With its IPO on the horizon, Lululemon filed quarterly results for Q1 with the SEC and is now included in the results. The company’s effect on the overall retail market is relatively small, with sales growth remaining in the mid-singles and net income still in the high-20s. However, the effect is much more pronounced when looking at the Specialty segment on its own, where only LULU, Zumiez and The Buckle managed to see positive growth in the bottom line.  Sales without LULU grew only 1.7%, while profits decreased just under 75% for the first quarter.  Obviously, the largest force at Specialty was Foot Locker, Inc., but the softness at the world’s-largest-athletic-footwear-retailer was compounded by the competing promotional business at The Finish Line and Pacific Sunwear, where management said 520 basis points of the company’s margin decrease was due to markdowns.
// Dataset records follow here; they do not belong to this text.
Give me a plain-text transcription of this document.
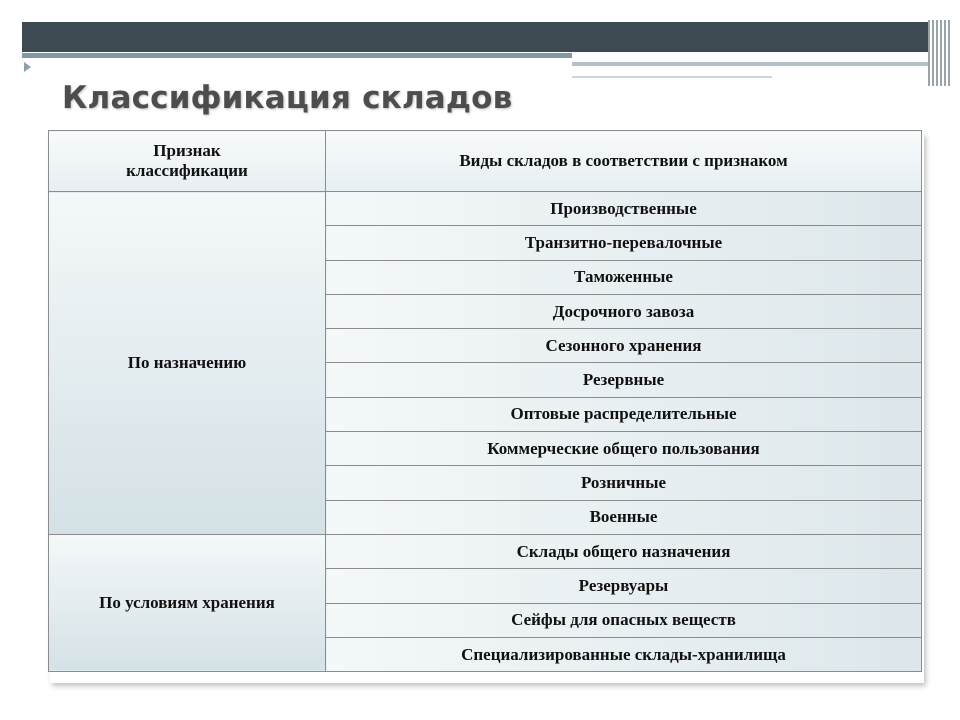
Классификация складов
Признак
классификации	Виды складов в соответствии с признаком
По назначению	Производственные
	Транзитно-перевалочные
	Таможенные
	Досрочного завоза
	Сезонного хранения
	Резервные
	Оптовые распределительные
	Коммерческие общего пользования
	Розничные
	Военные
По условиям хранения	Склады общего назначения
	Резервуары
	Сейфы для опасных веществ
	Специализированные склады-хранилища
However, the picture is quite different when removing the Specialty channel from the numbers. Looking at just the Sporting Goods, Internet/Catalog and Family Footwear retailers, sales grew just over 10%, margins increased over 50 basis points, and income jumped in the high-20s.


In Sporting Goods, the story is all about Dick’s Sporting Goods, where a high-20’s sales jump netted bottom-line growth of just over 90%, due to a larger percentage of sales coming from private label product as well as distribution efficiencies. The growth at DKS was more than enough to offset net income decreases at Cabela’s, Hibbett and Sport Chalet.


Internet/Team/Catalog retail now consists of GSI Commerce and Collegiate Pacific, which will be Sport Supply Group in the next edition of this review, as both retailers have succeeded in largely removing any competition in their respective markets, either through acquisitions for BOO or through partnerships with the largest retail names in the industry for GSIC. Signs are promising for this retail channel as sales were well up and the quarterly loss was nearly converted to a profit.


Family Footwear retailers dominated the ROS metric with net income growth well outpacing sales on strong results from Famous Footwear and DSW.  These retailers likely benefited from the sport style and fashion casual trend that left many of the mall-based footwear retailers reeling.


Whether missed product opportunities, unusual weather patterns or diminished expendable income amongst consumers, footwear in the mall dragged down the results for sporting goods retail as a whole in the first quarter. Hopefully the markdowns that began earlier than usual this year in Q1 were enough to set up the second quarter for year-over-year improvements, but only the numbers can confirm that hope.